When a pc first boots up, it starts executing at physical address 0xffff0. This address contains a jmp instruction to the BIOS.
Now for my question, I always assume the physical addresses are mapped to RAM. If RAM initially contains garbage values, what exactly puts the jmp instruction in 0xffff0? Is the jmp instruction always the same or is it different for different BIOS's? Does 0xffff0 map from RAM to BIOS then (meaning it's "hard mapped")?
The top 64kB or so are mapped to BIOS ROM, not RAM.
Take a look at PC boot sequence. As Ignacio already answered, it's "hard-mapped" to BIOS read-only memory.
Check out this Intel manual:
http://www.intel.com/content/dam/www/public/us/en/documents/manuals/64-ia-32-architectures-software-developer-vol-3a-part-1-manual.pdf
Go to page 9-6, and subsequent pages, it all describe the initial starting up mode of the CPU. The first instruction fetched is from ffffff00 (which hardwired to the ROM BIOS):
The first instruction that is fetched and executed following a hardware reset is
located at physical address FFFFFFF0H. This address is 16 bytes below the
processor’s uppermost physical address.
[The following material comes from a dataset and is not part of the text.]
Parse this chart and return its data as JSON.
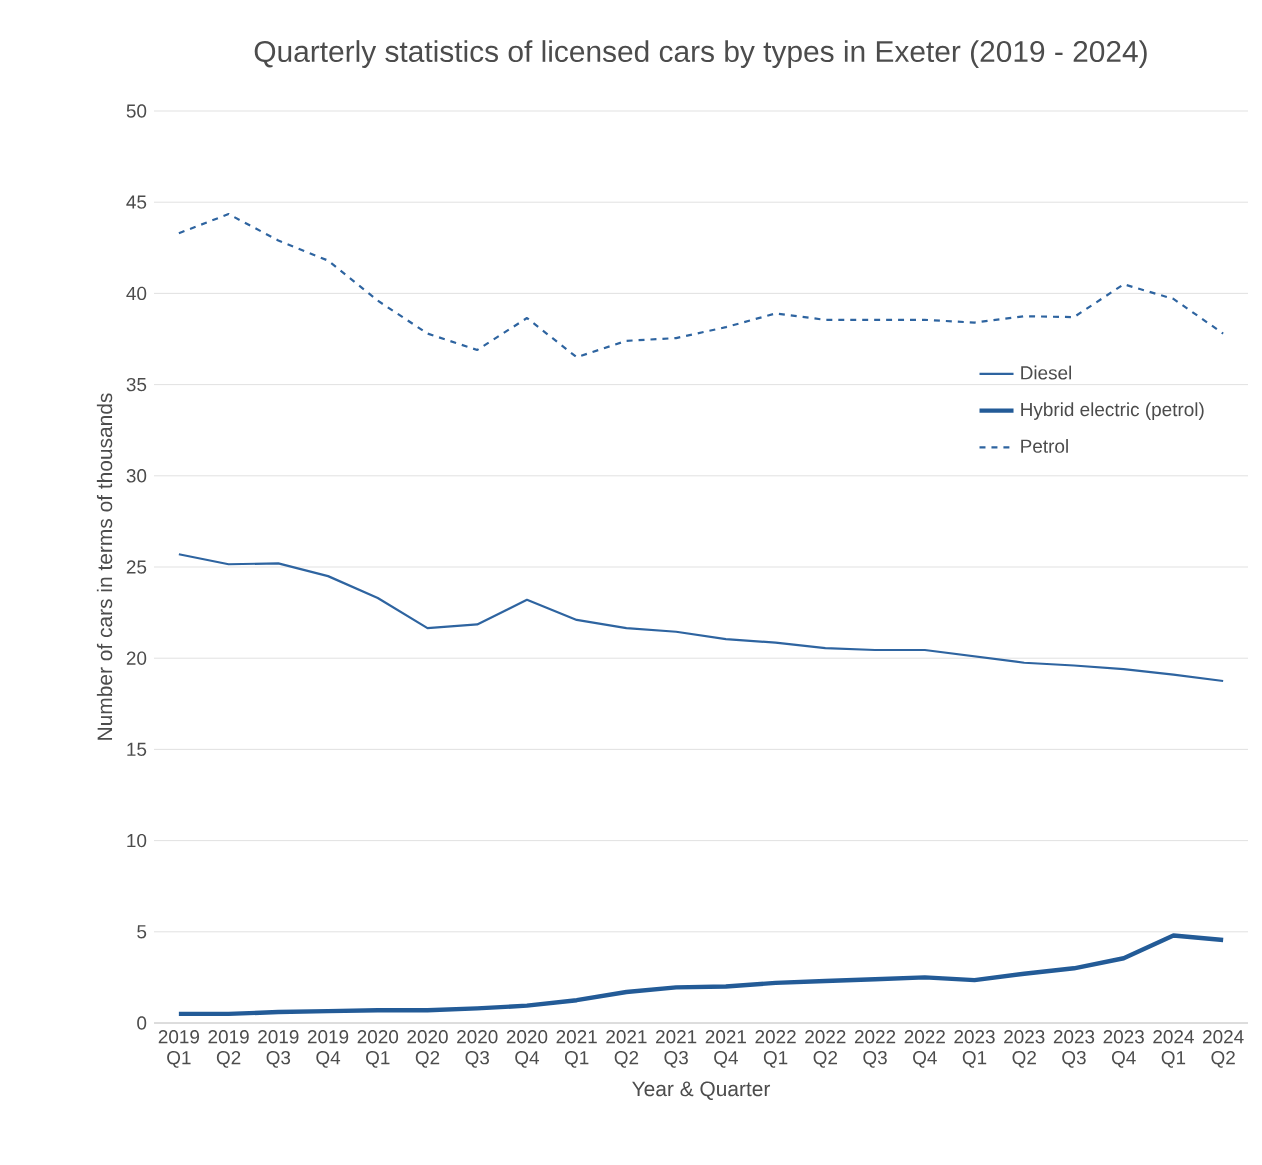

The EPROM containing the software-
initialization code must be located at this address.
And remembering at this stage it is still in realmode:
The CS register has two parts: the visible segment selector part and the
hidden base address part. In real-address mode, the base address is normally
formed by shifting the 16-bit segment selector value 4 bits to the left to produce a
20-bit base address. However, during a hardware reset, the segment selector in the
CS register is loaded with F000H and the base address is loaded with FFFF0000H. The
starting address is thus formed by adding the base address to the value in the EIP
register (that is, FFFF0000 + FFF0H = FFFFFFF0H).
And then look further, in figure 9-3, is the location of 64K memory - from ffffffff to ffff0000 and indicated there is EPROM, or system bios, and thus not RAM.
See figure 8.4: http://www.iakovlev.org/index.html?p=946
Actually, it's a bit more complex than that. First of all, on any processor since the 386, it actually starts at fffffff0 (i.e., 16 bytes short of the top of the 32-bit address space). Until the processor first executes a far jump instruction, it does some special mapping to make the whole 32-bit address space visible even though it's executing in real mode. After a far jump is executed, it starts "normal" real mode operation.
In any case, on the hardware side you normally have (Flash) ROM mapped to that location, so when it starts executing, it's executing code in ROM. What executes to start with isn't really BIOS though -- it's just code to decompress the real BIOS from the ROM into RAM, then re-map that RAM to the BIOS address range.